Welche Verantwortung kommt Ihrer Meinung nach der Universität als Körperschaft sowie den einzelnen Professoren und Studenten zu angesichts der gegenwärtigen sozialen und politischen Lage in unserem Land und in der übrigen Welt, angesichts des Krieges, der Ungerechtigkeit und der Unterdrückung? Kann die Universität innerhalb ihrer Mauern die Entfaltung politischer Tätigkeit von Studenten und Professoren unbeschränkt zulassen?

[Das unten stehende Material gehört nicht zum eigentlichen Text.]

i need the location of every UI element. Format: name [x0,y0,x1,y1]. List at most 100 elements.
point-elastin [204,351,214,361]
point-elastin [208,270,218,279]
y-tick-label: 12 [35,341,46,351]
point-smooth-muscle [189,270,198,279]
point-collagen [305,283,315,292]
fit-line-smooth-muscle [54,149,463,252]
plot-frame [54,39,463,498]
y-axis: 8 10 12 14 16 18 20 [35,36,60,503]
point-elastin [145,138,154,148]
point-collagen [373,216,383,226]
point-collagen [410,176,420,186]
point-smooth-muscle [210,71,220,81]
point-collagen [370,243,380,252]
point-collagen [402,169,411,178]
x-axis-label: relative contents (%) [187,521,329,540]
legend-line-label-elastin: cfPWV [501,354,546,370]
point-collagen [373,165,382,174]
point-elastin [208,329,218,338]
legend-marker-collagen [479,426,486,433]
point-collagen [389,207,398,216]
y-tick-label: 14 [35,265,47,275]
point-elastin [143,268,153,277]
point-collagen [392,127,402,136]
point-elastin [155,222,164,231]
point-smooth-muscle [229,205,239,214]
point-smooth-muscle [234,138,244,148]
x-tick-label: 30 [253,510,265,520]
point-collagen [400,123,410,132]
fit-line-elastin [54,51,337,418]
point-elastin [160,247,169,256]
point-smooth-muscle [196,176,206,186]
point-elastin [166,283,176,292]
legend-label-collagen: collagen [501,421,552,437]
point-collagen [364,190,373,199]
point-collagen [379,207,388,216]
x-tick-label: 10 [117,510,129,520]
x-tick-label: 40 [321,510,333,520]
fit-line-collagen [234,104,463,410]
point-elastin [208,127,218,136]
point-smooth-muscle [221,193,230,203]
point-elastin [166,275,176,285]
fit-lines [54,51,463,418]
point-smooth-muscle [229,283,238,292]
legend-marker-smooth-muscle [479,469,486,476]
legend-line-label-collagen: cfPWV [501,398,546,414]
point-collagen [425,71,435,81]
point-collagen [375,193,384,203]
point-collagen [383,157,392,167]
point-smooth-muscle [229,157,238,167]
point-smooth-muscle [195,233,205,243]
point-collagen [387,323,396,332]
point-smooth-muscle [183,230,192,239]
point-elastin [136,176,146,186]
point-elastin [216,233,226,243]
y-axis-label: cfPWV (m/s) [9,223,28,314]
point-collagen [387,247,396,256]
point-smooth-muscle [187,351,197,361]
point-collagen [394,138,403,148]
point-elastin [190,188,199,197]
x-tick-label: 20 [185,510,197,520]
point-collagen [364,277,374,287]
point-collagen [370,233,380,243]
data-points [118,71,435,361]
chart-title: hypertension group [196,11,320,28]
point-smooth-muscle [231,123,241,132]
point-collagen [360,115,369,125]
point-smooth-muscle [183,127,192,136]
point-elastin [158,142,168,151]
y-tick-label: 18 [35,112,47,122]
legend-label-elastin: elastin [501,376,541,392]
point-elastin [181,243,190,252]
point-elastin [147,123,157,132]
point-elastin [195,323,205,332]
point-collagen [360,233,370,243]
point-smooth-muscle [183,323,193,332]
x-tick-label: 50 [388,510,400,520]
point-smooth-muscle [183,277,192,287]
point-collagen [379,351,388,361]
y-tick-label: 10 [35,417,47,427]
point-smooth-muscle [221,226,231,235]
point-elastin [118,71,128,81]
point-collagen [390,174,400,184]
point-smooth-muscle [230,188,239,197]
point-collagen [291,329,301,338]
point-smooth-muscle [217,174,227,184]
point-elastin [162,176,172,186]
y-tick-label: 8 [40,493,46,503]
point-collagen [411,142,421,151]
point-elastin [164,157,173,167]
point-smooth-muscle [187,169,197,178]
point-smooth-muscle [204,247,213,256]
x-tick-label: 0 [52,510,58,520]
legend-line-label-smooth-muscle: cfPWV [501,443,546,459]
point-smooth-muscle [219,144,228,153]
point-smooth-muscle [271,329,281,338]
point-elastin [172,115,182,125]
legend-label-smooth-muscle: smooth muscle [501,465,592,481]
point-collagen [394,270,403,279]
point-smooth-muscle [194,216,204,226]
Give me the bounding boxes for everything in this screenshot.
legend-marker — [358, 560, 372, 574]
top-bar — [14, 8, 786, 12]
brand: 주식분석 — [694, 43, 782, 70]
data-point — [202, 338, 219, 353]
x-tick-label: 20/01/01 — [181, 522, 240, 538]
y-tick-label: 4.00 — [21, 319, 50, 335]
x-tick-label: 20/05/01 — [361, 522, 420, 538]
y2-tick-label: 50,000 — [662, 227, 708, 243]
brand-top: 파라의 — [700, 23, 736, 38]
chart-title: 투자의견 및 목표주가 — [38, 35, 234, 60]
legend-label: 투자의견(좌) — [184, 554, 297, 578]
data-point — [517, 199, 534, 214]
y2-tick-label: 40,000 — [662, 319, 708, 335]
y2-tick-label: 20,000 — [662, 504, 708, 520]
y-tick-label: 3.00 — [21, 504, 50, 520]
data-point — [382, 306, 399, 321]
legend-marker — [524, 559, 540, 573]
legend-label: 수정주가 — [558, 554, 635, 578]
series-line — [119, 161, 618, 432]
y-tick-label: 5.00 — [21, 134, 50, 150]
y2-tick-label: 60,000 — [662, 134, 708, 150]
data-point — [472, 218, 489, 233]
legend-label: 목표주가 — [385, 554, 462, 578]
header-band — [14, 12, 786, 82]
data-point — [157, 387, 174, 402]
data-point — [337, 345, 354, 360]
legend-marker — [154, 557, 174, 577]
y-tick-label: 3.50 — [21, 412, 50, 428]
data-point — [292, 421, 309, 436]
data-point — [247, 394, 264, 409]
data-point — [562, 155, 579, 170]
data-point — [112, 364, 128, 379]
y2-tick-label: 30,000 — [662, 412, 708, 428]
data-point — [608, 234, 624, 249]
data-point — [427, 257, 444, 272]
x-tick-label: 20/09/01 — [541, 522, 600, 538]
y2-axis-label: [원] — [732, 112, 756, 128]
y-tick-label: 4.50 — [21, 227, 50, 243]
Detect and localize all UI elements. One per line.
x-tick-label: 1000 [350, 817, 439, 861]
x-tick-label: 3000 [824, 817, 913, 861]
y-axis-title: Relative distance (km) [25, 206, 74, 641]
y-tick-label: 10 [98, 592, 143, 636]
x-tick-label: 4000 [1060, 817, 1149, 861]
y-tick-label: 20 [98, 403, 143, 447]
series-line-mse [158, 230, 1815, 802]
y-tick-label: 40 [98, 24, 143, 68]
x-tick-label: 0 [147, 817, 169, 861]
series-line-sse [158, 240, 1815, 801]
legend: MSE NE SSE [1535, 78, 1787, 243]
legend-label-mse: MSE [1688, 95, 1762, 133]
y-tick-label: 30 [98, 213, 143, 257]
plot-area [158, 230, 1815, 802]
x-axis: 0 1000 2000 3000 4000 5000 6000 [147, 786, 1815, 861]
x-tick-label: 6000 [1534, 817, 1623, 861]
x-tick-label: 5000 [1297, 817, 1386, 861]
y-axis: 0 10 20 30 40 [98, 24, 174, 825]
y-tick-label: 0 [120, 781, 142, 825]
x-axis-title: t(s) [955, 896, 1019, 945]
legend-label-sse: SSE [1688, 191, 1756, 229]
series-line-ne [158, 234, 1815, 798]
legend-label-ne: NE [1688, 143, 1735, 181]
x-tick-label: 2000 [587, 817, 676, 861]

Zunächst einmal möchte ich klarstellen, daß das, was ich hier im Gespräch zum Ausdruck bringe, meine persönliche Meinung darstellt, die Meinung eines Mannes, der seit seinem 16. Lebensjahr (heute bin ich 65) niemals den Kontakt zur Universität verloren hat. Es handelt sich also um meine eigenen Ansichten und nicht etwa um die Ansichten des Opus Dei, das in zeitlichen und der freien Diskussion offenstehenden Fragen weder bereit noch in der Lage ist, Stellung zu beziehen, da seine Zielsetzung ausschließlich geistlicher Natur ist. Jedes Mitglied des Opus Dei besitzt und vertritt in völliger Freiheit seinen eigenen, persönlichen Standpunkt und nimmt dafür ebenso persönlich die Verantwortung auf sich.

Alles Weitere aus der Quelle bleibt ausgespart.